C-Met also plays a role in drug resistance in many tumor types. For instance, c-Met gene amplification has been found in non-small cell lung cancer and colorectal cancer following epidermal growth factor receptor inhibition treatment, leading to drug resistance. Furthermore, c-Met over-expression has been found to emerge in renal cell carcinoma following anti-VEGFR treatment.
In 2014, approximately 356,000 new cases of kidney cancer were observed globally, which is expected to grow to approximately 413,000 by 2020. Renal cell carcinoma accounted for approximately 87% of all new cases of kidney cancer globally, including approximately 263,000 new cases of clear cell renal cell carcinoma and approximately 48,000 new cases of PRCC.
No targeted therapies for PRCC have been approved and there are no standard first-line treatments specifically for metastatic PRCC. Anti-angiogenic drugs have shown limited activity against PRCC in retrospective studies, but very few prospective studies in pure papillary histology have been reported. In a retrospective study, investigators collect data from past records without conducting follow-up with patients, as is the case with a prospective study.
About savolitinib for PRCC and other indications
During the Australian Phase I study of savolitinib, positive outcomes among PRCC patients had a strong correlation to c-Met gene status. Three of eight PRCC patients treated achieved a partial response.

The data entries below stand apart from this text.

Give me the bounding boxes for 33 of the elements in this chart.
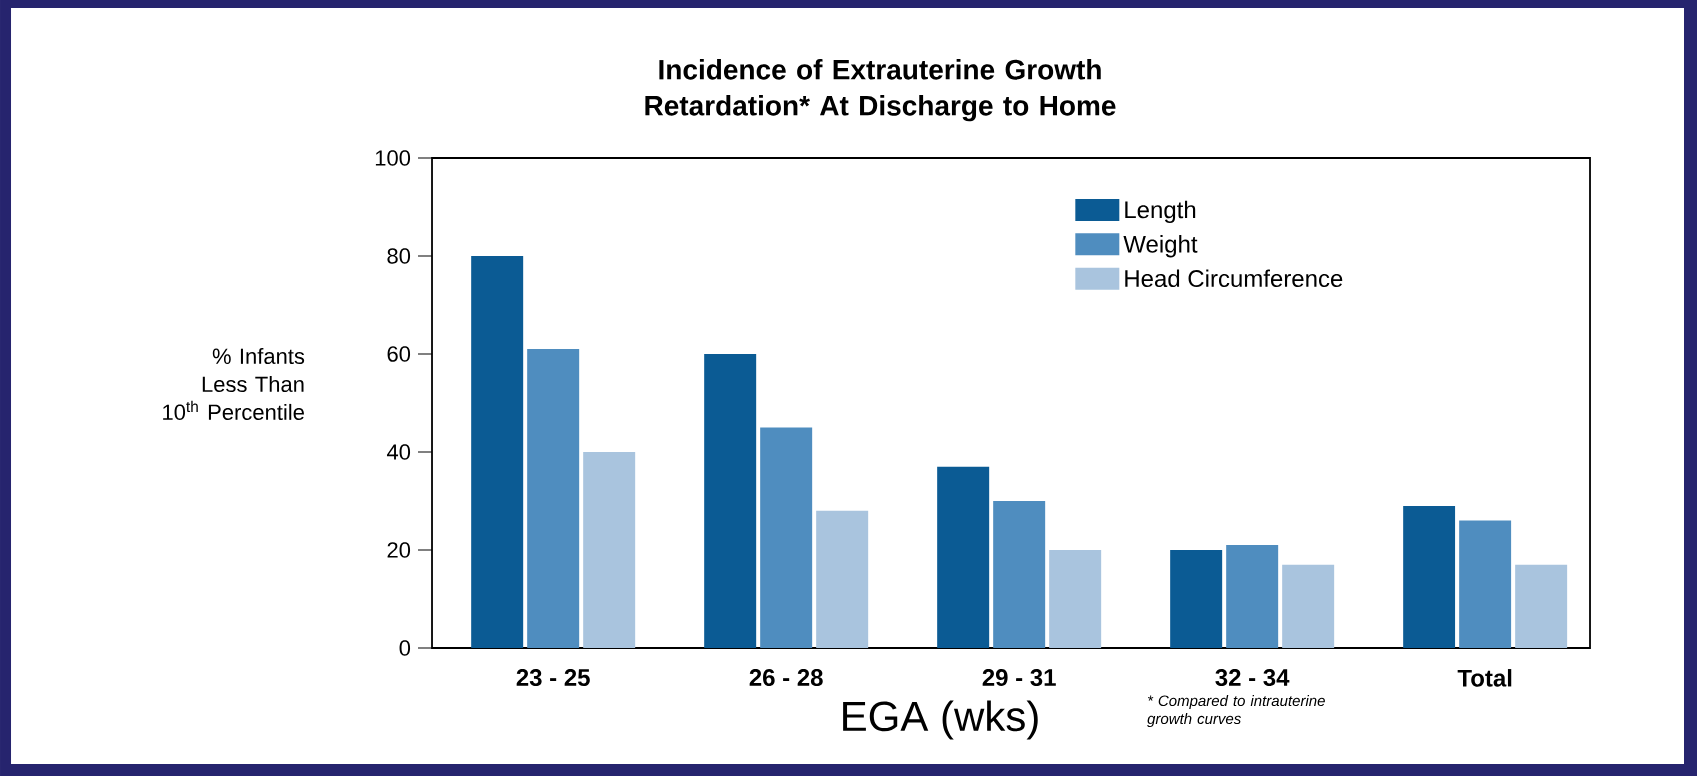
chart-title: Incidence of Extrauterine Growth Retardation* At Discharge to Home	[645, 59, 1116, 122]
bar	[527, 349, 580, 648]
bar	[1403, 505, 1456, 648]
bar	[1282, 564, 1335, 648]
bar	[1049, 549, 1102, 648]
bar	[993, 500, 1046, 648]
text: * Compared to intrauterine growth curves	[1147, 695, 1325, 728]
bar	[583, 451, 636, 648]
legend-label: Head Circumference	[1125, 269, 1343, 288]
bar	[471, 255, 524, 648]
y-tick-label: 40	[386, 444, 411, 460]
bar	[1459, 520, 1512, 648]
y-tick-label: 20	[387, 542, 411, 558]
y-tick-label: 80	[387, 248, 411, 264]
y-tick-label: 0	[399, 640, 411, 656]
bar	[760, 427, 813, 648]
y-tick-label: 60	[387, 346, 411, 362]
y-tick-label: 100	[375, 150, 411, 166]
x-tick-label: 29 - 31	[982, 669, 1056, 687]
legend-label: Weight	[1123, 235, 1198, 258]
bar	[1170, 549, 1223, 648]
y-axis-title: % Infants Less Than 10$^{th}$ Percentile	[163, 347, 305, 421]
x-tick-label: 23 - 25	[516, 669, 590, 687]
bar	[816, 510, 869, 648]
x-tick-label: 26 - 28	[749, 669, 823, 687]
bar	[1226, 545, 1279, 648]
bar	[704, 353, 757, 648]
x-tick-label: Total	[1457, 669, 1512, 687]
bar	[1515, 564, 1568, 648]
bar	[937, 466, 990, 648]
legend-label: Length	[1125, 200, 1196, 224]
x-tick-label: 32 - 34	[1215, 669, 1290, 687]
x-axis-title: EGA (wks)	[843, 700, 1038, 740]
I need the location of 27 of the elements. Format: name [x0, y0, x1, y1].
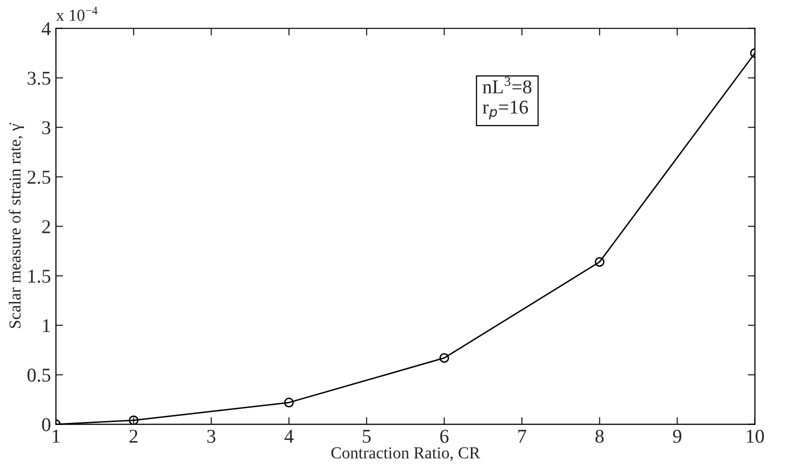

One of these patients has been on the drug for over 2 years and has had tumor measurement reduction of greater than 85%. A further three of these eight PRCC patients achieved stable disease. Importantly, the level of tumor response among these eight PRCC patients appeared to correlate with c-Met gene status.
Currently, we and AstraZeneca, our partners on savolitinib, are conducting nine clinical studies of savolitinib monotherapy treatment as well as savolitinib in combination treatments with other tyrosine kinase inhibitors and chemotherapy in kidney, lung and gastric cancers. Furthermore, by the end of 2015, we expect to initiate three further proof-of-concept studies for savolitinib, two of which will involve combinations with immunotherapies.